We use three embeddings for the entity payloads. Each entity gets the following embeddings:
- Entity: learned embedding
- Type: learned embedding for each of its types
- Relation: learned embedding for each relation it participates in on Wikidata
We also allow the use of other entity-based features. In our benchmark model, we use a title embedding and a Wikipedia page co-occurrence statistical feature.
These embeddings are concatenated and projected to form an entity payload.
- Input: contextualized word embeddings (e.g. BERT) and entity payloads
- Network: uses transformer modules to learn patterns over phrases and entities
- Phrase Module: attention over the sentence and entity payloads
- Co-Occurrence Module: self-attention over the entity payloads
- KG Module: takes the sum of the output of the phrase and co-occurrence modules and leverages KG connectivity among candidates as weights in an attention
- Score: uses MLP softmax layers to score each mention and candidate independently, selecting the most likely candidate per mention
In the figure above, M represents the maximum number of mentions (or aliases) in the sentence, K represents the maximum number of candidates considered per mention, and N represents the maximum number of sub-words in the sentence. Typically, we use M=10, K=30, and N=100. Additionally, H is the hidden dimension used throughout the backbone, E is the dimension of the learned entity embedding, R the dimension of the learned relation embedding, and T the dimension of the learned type embedding. We further select an entity's 3 most popular types and 50 most unique Wikidata relations. These are all tunable parameters in Bootleg.
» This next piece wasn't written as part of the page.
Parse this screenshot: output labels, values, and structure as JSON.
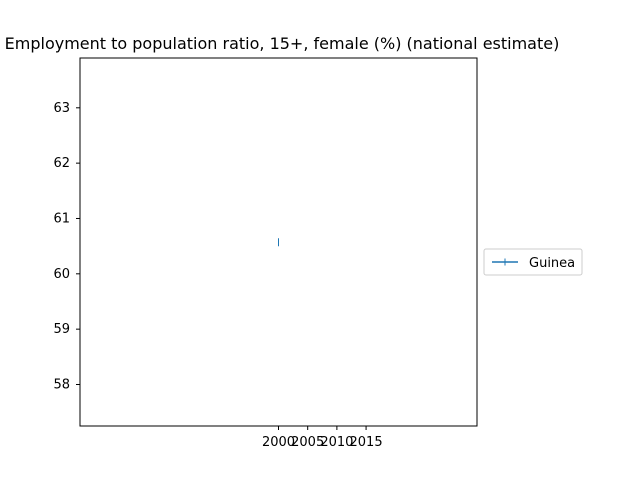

Given a pretrained model, we support three types of inference: --mode eval
, --mode dump_preds
, and --mode dump_embs
. Eval
mode is the fastest option and will run the test files through the model and output aggregated quality metrics to the log. Dump_preds
mode will write the individual predictions and corresponding probabilities to a jsonlines file. This is useful for error analysis. Dump_embs
mode is the same as dump_preds
, but will additionally output contextual entity embeddings. These can then be read and processed in a downstream system.
We recommend using GPUs for training Bootleg models. For large datasets, we support distributed training with Pytorch's Distributed DataParallel framework to distribute batches across multiple GPUs. Check out the Basic Training and Advanced Training tutorials for more information and sample data!
Bootleg produces contextual entity embeddings (as well as learned static embeddings) that can be used in downstream tasks, such as relation extraction and question answering. Check out the tutorial to see how this is done.